Quand on pense au concept de « Zéro Trust », on imagine souvent des réseaux, le nuage, les identités, l’authentification multifacteurs, le principe du moindre privilège, etc. Mais ces mêmes principes – présumer une violation, vérifier en permanence, limiter la confiance – s’appliquent tout autant au domaine physique : contrôle d’accès par badge, biométrie, gestion des visiteurs, conception des installations, etc.

Pour les responsables de la sécurité des systèmes d'information (RSSI), étendre le modèle Zero Trust à la sécurité physique permet de combler les angles morts, de réduire les risques liés aux menaces internes ou aux comportements négligents et de renforcer la résilience.

Voici les raisons pour lesquelles la vérification est essentielle, les changements nécessaires au sein des équipes de sécurité physique, les outils et processus utiles, ainsi que quelques étapes pratiques pour sa mise en œuvre.

Pourquoi la « vérification » est nécessaire : statistiques et facteurs de risque

Imaginez entrer dans un lieu de travail où tout le monde présume que la personne portant un badge y a sa place. Pendant des années, les entreprises se sont fiées aux portes, aux badges et aux identifiants comme première ligne de défense. Mais aujourd'hui, cette confiance s'avère dangereusement fragile.

L'ampleur du défi est stupéfiante. Un rapport de Ping Identity de 2024 a révélé que 97 % des organisations éprouvent des difficultés avec la vérification d'identité – presque toutes admettent qu'il s'agit d'un problème. Et ce n'est pas seulement des pirates informatiques externes. Les erreurs humaines et les risques internes sont à l'origine de la majorité des incidents : en 2024, 95 % des violations de données impliquaient une forme d'erreur humaine ou d'utilisation abusive d'identifiants , selon Infosecurity Magazine. Les personnes mal intentionnées, qu'elles agissent intentionnellement ou non, savent que les failles de sécurité en matière d'identité et de contrôle d'accès sont des cibles faciles à exploiter.

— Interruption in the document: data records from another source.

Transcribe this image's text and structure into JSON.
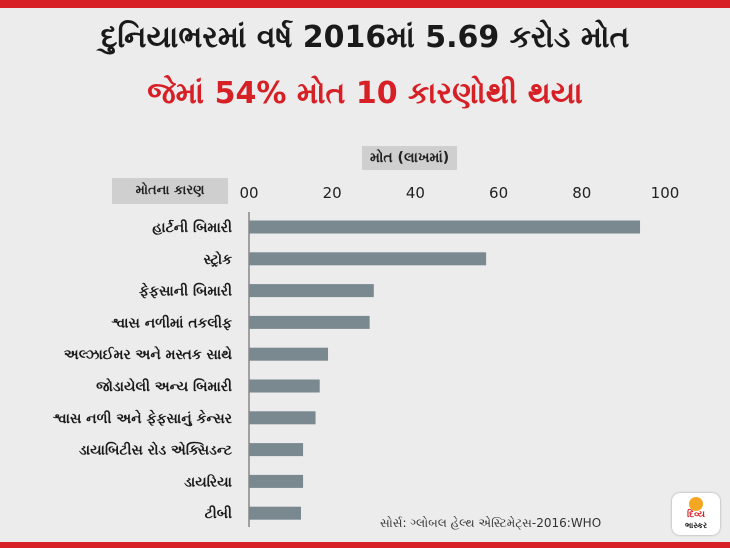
{
  "header": {
    "title": "દુનિયાભરમાં વર્ષ 2016માં 5.69 કરોડ મોત",
    "subtitle": "જેમાં 54% મોત 10 કારણોથી થયા"
  },
  "chart_data": {
    "type": "bar",
    "orientation": "horizontal",
    "xlabel": "મોત (લાખમાં)",
    "category_header": "મોતના કારણ",
    "xlim": [
      0,
      100
    ],
    "ticks": [
      "00",
      "20",
      "40",
      "60",
      "80",
      "100"
    ],
    "categories": [
      "હાર્ટની બિમારી",
      "સ્ટ્રોક",
      "ફેફસાની બિમારી",
      "શ્વાસ નળીમાં તકલીફ",
      "અલ્ઝાઈમર અને મસ્તક સાથે",
      "જોડાયેલી અન્ય બિમારી",
      "શ્વાસ નળી અને ફેફસાનું કેન્સર",
      "ડાયાબિટીસ રોડ એક્સિડન્ટ",
      "ડાયરિયા",
      "ટીબી"
    ],
    "values": [
      94,
      57,
      30,
      29,
      19,
      17,
      16,
      13,
      13,
      12.5
    ],
    "bar_color": "#7a8890",
    "grid": false,
    "legend": "none"
  },
  "footer": {
    "source": "સોર્સ: ગ્લોબલ હેલ્થ એસ્ટિમેટ્સ-2016:WHO"
  },
  "logo": {
    "line1": "દિવ્ય",
    "line2": "ભાસ્કર"
  },
  "colors": {
    "accent": "#d71f26",
    "background": "#ececec"
  }
}
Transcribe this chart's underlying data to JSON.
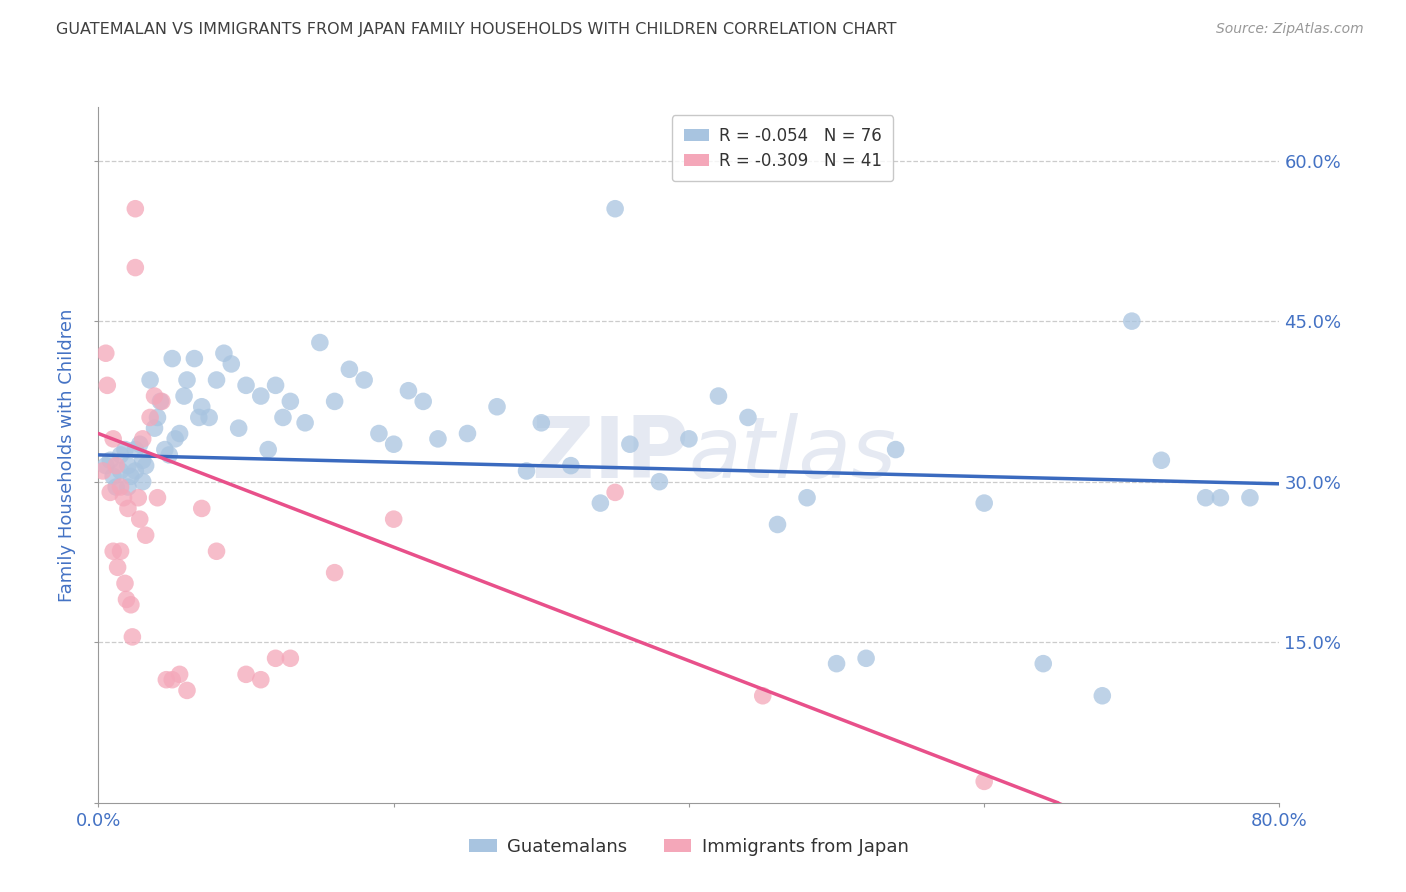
{
  "title": "GUATEMALAN VS IMMIGRANTS FROM JAPAN FAMILY HOUSEHOLDS WITH CHILDREN CORRELATION CHART",
  "source": "Source: ZipAtlas.com",
  "ylabel": "Family Households with Children",
  "xlim": [
    0.0,
    0.8
  ],
  "ylim": [
    0.0,
    0.65
  ],
  "yticks": [
    0.0,
    0.15,
    0.3,
    0.45,
    0.6
  ],
  "xticks": [
    0.0,
    0.2,
    0.4,
    0.6,
    0.8
  ],
  "blue_color": "#a8c4e0",
  "pink_color": "#f4a7b9",
  "blue_line_color": "#3a6abf",
  "pink_line_color": "#e8508a",
  "blue_R": "-0.054",
  "blue_N": "76",
  "pink_R": "-0.309",
  "pink_N": "41",
  "legend_label_blue": "Guatemalans",
  "legend_label_pink": "Immigrants from Japan",
  "background_color": "#ffffff",
  "grid_color": "#cccccc",
  "title_color": "#404040",
  "axis_label_color": "#4472c4",
  "tick_color": "#4472c4",
  "blue_line_x0": 0.0,
  "blue_line_y0": 0.325,
  "blue_line_x1": 0.8,
  "blue_line_y1": 0.298,
  "pink_line_x0": 0.0,
  "pink_line_y0": 0.345,
  "pink_line_x1": 0.65,
  "pink_line_y1": 0.0,
  "pink_line_dash_x0": 0.65,
  "pink_line_dash_x1": 0.78,
  "blue_scatter_x": [
    0.005,
    0.008,
    0.01,
    0.012,
    0.015,
    0.015,
    0.018,
    0.02,
    0.02,
    0.022,
    0.025,
    0.025,
    0.028,
    0.03,
    0.03,
    0.032,
    0.035,
    0.038,
    0.04,
    0.042,
    0.045,
    0.048,
    0.05,
    0.052,
    0.055,
    0.058,
    0.06,
    0.065,
    0.068,
    0.07,
    0.075,
    0.08,
    0.085,
    0.09,
    0.095,
    0.1,
    0.11,
    0.115,
    0.12,
    0.125,
    0.13,
    0.14,
    0.15,
    0.16,
    0.17,
    0.18,
    0.19,
    0.2,
    0.21,
    0.22,
    0.23,
    0.25,
    0.27,
    0.29,
    0.3,
    0.32,
    0.34,
    0.36,
    0.38,
    0.4,
    0.42,
    0.44,
    0.46,
    0.35,
    0.48,
    0.5,
    0.52,
    0.54,
    0.6,
    0.64,
    0.68,
    0.7,
    0.72,
    0.75,
    0.76,
    0.78
  ],
  "blue_scatter_y": [
    0.315,
    0.32,
    0.305,
    0.295,
    0.325,
    0.31,
    0.33,
    0.295,
    0.315,
    0.305,
    0.33,
    0.31,
    0.335,
    0.3,
    0.32,
    0.315,
    0.395,
    0.35,
    0.36,
    0.375,
    0.33,
    0.325,
    0.415,
    0.34,
    0.345,
    0.38,
    0.395,
    0.415,
    0.36,
    0.37,
    0.36,
    0.395,
    0.42,
    0.41,
    0.35,
    0.39,
    0.38,
    0.33,
    0.39,
    0.36,
    0.375,
    0.355,
    0.43,
    0.375,
    0.405,
    0.395,
    0.345,
    0.335,
    0.385,
    0.375,
    0.34,
    0.345,
    0.37,
    0.31,
    0.355,
    0.315,
    0.28,
    0.335,
    0.3,
    0.34,
    0.38,
    0.36,
    0.26,
    0.555,
    0.285,
    0.13,
    0.135,
    0.33,
    0.28,
    0.13,
    0.1,
    0.45,
    0.32,
    0.285,
    0.285,
    0.285
  ],
  "pink_scatter_x": [
    0.003,
    0.005,
    0.006,
    0.008,
    0.01,
    0.01,
    0.012,
    0.013,
    0.015,
    0.015,
    0.017,
    0.018,
    0.019,
    0.02,
    0.022,
    0.023,
    0.025,
    0.025,
    0.027,
    0.028,
    0.03,
    0.032,
    0.035,
    0.038,
    0.04,
    0.043,
    0.046,
    0.05,
    0.055,
    0.06,
    0.07,
    0.08,
    0.1,
    0.11,
    0.12,
    0.13,
    0.16,
    0.2,
    0.35,
    0.45,
    0.6
  ],
  "pink_scatter_y": [
    0.31,
    0.42,
    0.39,
    0.29,
    0.34,
    0.235,
    0.315,
    0.22,
    0.295,
    0.235,
    0.285,
    0.205,
    0.19,
    0.275,
    0.185,
    0.155,
    0.555,
    0.5,
    0.285,
    0.265,
    0.34,
    0.25,
    0.36,
    0.38,
    0.285,
    0.375,
    0.115,
    0.115,
    0.12,
    0.105,
    0.275,
    0.235,
    0.12,
    0.115,
    0.135,
    0.135,
    0.215,
    0.265,
    0.29,
    0.1,
    0.02
  ]
}
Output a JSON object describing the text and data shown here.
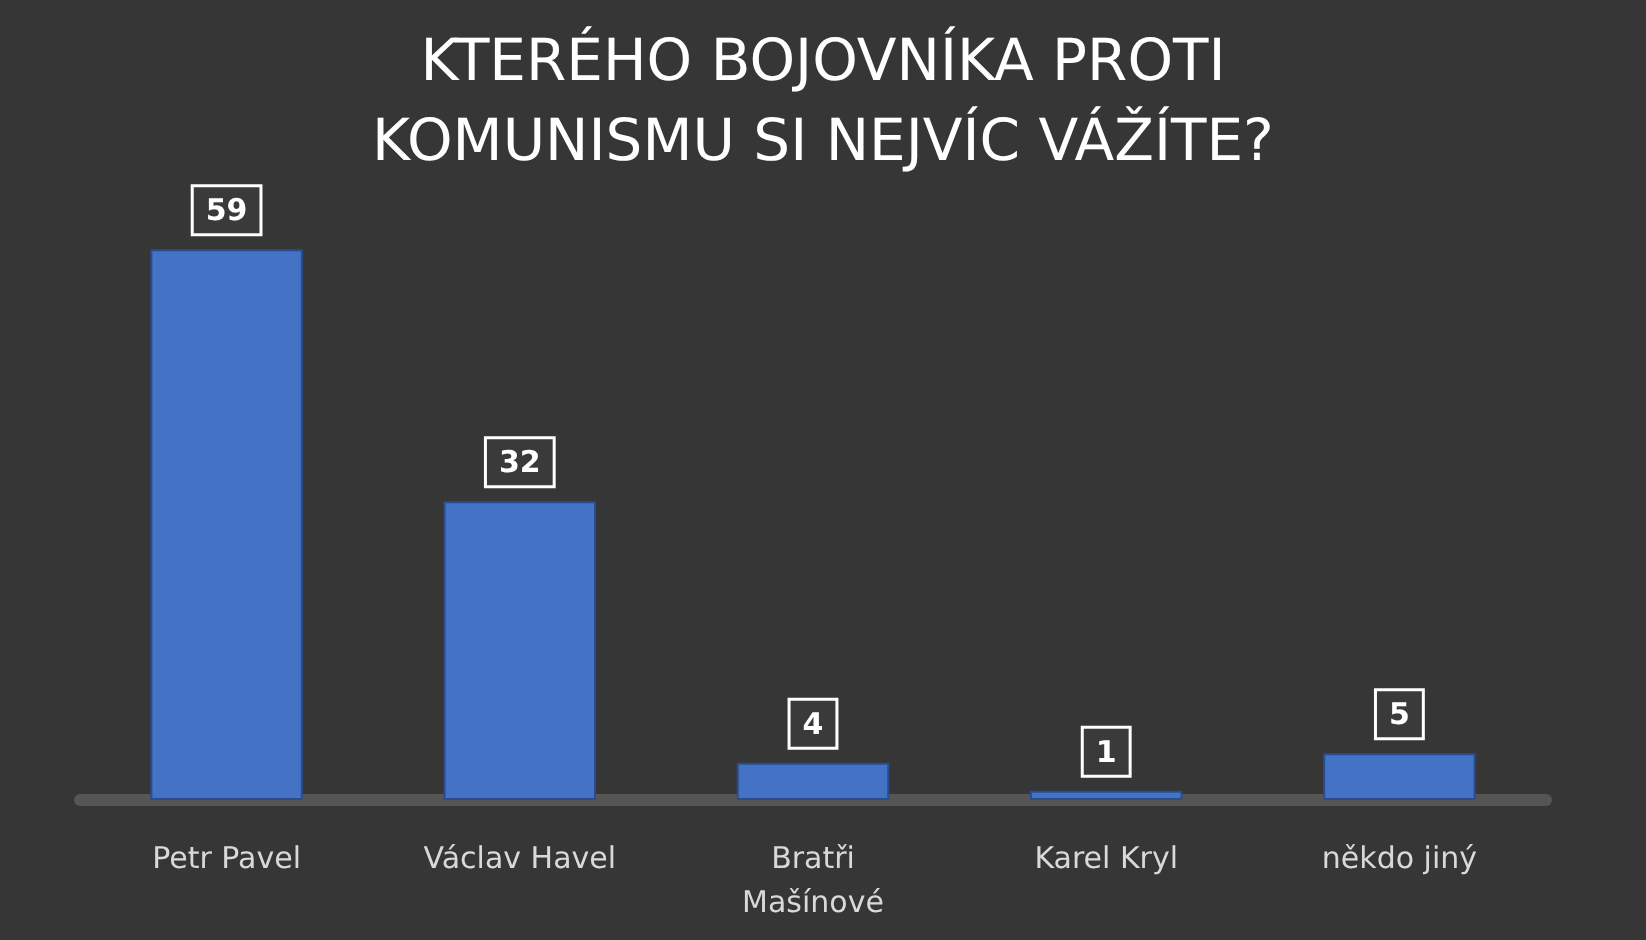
{
  "chart_data": {
    "type": "bar",
    "title": "KTERÉHO BOJOVNÍKA PROTI\nKOMUNISMU SI NEJVÍC VÁŽÍTE?",
    "categories": [
      "Petr Pavel",
      "Václav Havel",
      "Bratři\nMašínové",
      "Karel Kryl",
      "někdo jiný"
    ],
    "values": [
      59,
      32,
      4,
      1,
      5
    ],
    "color": "#4472c4",
    "data_labels": true
  }
}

Les risques ne se limitent pas aux espaces numériques. La sécurité physique comporte aussi des failles. Des études montrent que plus de 60 % des organisations ont subi au moins une violation de sécurité physique l'an dernier , souvent en raison d'une utilisation abusive ou d'une mauvaise gestion des identifiants d'accès. Un badge égaré, une porte laissée ouverte ou un visiteur non authentifié peuvent avoir des conséquences tout aussi dommageables qu'un mot de passe volé.

Les organisations s'adaptent. L'adoption des modèles Zero Trust s'accélère : 81 % des entreprises travaillent à la mise en place ou ont déjà mis en œuvre des cadres Zero Trust . Au cœur de cette évolution se trouve une vérité fondamentale : l'identité et la vérification ne sont plus facultatives, elles sont le fondement de la confiance.

Ces chiffres sont éloquents : se fier uniquement aux badges, aux portes ou aux limites des locaux ne suffit pas . Sans vérifier l’identité des personnes autorisées, sans surveiller en permanence les accès et sans limiter la confiance accordée, les organisations laissent des failles – physiques et numériques – béantes, permettant ainsi aux risques de s’infiltrer.

En matière de sécurité physique, que signifie le principe « Ne jamais faire confiance, toujours vérifier » ?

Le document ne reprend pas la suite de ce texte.